In the 1920s, with Nampeyo’s eyesight failing but the demand for her pottery soaring, other members of the family painted for her, including her husband and her daughters Annie and Fannie. In fact, some First Mesa potters whom I have consulted claim that Lesou was the painter. Nampeyos encouraged her daughters to continue producing pottery as a way to make a living (Maxwell Museum 1974, Monthan and Montban 1977). Traders, as mediators between producers and consumers, also encouraged her offspring and in specific ways.

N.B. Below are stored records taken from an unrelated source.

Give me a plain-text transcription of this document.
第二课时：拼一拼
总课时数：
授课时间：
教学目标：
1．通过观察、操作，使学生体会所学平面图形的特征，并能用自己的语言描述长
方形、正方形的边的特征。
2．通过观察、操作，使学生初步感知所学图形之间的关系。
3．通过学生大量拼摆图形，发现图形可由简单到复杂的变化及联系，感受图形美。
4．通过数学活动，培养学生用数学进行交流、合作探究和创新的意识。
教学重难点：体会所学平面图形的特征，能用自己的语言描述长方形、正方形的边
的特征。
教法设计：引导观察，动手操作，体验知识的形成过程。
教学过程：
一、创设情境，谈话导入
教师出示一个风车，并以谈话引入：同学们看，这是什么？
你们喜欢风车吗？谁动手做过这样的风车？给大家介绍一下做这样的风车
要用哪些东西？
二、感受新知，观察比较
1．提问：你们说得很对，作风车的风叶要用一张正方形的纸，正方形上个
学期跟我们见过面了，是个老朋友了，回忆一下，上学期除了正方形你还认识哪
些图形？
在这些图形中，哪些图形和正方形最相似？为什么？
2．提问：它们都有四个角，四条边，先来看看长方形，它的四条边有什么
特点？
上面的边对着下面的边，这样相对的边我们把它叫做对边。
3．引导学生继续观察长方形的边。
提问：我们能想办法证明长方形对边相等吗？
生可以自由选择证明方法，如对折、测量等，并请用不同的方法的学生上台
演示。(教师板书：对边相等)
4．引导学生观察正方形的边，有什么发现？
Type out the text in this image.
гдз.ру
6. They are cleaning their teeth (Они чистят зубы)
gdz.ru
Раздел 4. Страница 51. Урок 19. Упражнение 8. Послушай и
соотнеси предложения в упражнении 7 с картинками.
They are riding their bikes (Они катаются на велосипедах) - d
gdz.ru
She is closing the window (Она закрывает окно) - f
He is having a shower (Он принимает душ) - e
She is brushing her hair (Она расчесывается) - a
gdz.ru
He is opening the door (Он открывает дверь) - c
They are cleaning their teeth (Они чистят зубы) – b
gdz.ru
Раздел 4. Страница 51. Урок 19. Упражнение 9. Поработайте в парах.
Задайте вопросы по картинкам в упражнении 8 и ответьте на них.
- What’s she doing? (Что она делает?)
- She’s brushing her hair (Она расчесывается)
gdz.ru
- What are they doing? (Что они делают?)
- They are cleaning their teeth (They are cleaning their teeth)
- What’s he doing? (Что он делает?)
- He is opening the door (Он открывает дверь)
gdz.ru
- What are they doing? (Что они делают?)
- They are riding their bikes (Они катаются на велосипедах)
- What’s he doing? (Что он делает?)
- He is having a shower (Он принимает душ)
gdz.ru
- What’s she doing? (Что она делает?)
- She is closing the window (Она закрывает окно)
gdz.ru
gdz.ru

Jar with geometric designs on it.
Figure 5. Late Sikyatki Polychrome jar, ca. 1600. An excellent example of the painting style characteristic of pottery widely considered to be the finest produced in the Hopi area.
Courtesy Peabody Museum of Archaeology and Ethnology, Harvard University; cat. no. 43-39-10/25129, neg. no. N33206. Photograph by Hillel Burger, Ht. 26.0 cm, Dia, 34.5 cm.



Jar with geometric designs on it.
Figure 6. An early example of a Sikyati Revival polychrome jar. The author’s analysis of the Peabody Museum’s Keam Collection has identified at least three potters other than Nampeyo working in the new style at the turn of the century, but these potters remain anonymous. No Sikyatki Revival vessel in the Keam Collection is documented as having been produced by Nampeyo.
Courtesy Peabody Museum of Archaeology and Ethnology, Harvard University; cat. no. 43-39-10/25140, neg. no. N28794. Photograph by Hillel Burger. Ht. 24.3 cm, Dia. 34.5 cm.



Traders continued to play an important role in the promotion of Indian crafts by selling pots wholesale to fairs and markets. They often served as “sponsors” for individual artists by signing works in pencil with the artist’s name and conveying to the artists what kinds of objects won recognition in the form of ribbons and cash. Traders always provided ready cash or trade for objects. Potters could bring work at any time and not have to wait for fair dates, nor be concerned about whether or not their work would sell at a fair. This role of traders remains important even in today’s market.

The period following World War II saw the institutionalization of evaluative criteria for Indian art. Some consider that, as a result, pride of workmanship was achieved on a more widespread basis; members of Nampeyo’s family, especially Fannie, were already thought to take pride in their work. Along with criteria of technical and aesthetic accomplishment came higher prices for works that met these criteria: thus an equivalence between “excellence” and “price” was established in the sale of Indian handicrafts.

“Generations in Clay” (1960-1980)

In 1938, the Keams Canyon trading post was taken over by the McGee family, who also purchased the Polacca store from Tom Pavatea. The McGees continued buying from Nampeyos, especially Fannie who began signing pots “Fanny Nampeyo” following her mother’s death in 1942. In 1947, the McGee family hired Byron Hunter to work at their stores, at first during summers and in 1963 on a full-time basis at the Polacca store. A paved road to and across the Hopi reservation provided direct access to First Mesa, inducing greater tourist travel to the Hopi villages than had been achieved by railroad. Guidebooks (such as Hepburn’s 1963 Complete Guide to the Southwest) oriented tourists to the sights of the Southwest that were easily reached by car, including its indigenous inhabitants. Byron Hunter continued to work with the Nampeyos, especially Fannie and her daughters, critiquing the quality of the work they brought in, as did Bruce McGee who was trained by Byron Hunter.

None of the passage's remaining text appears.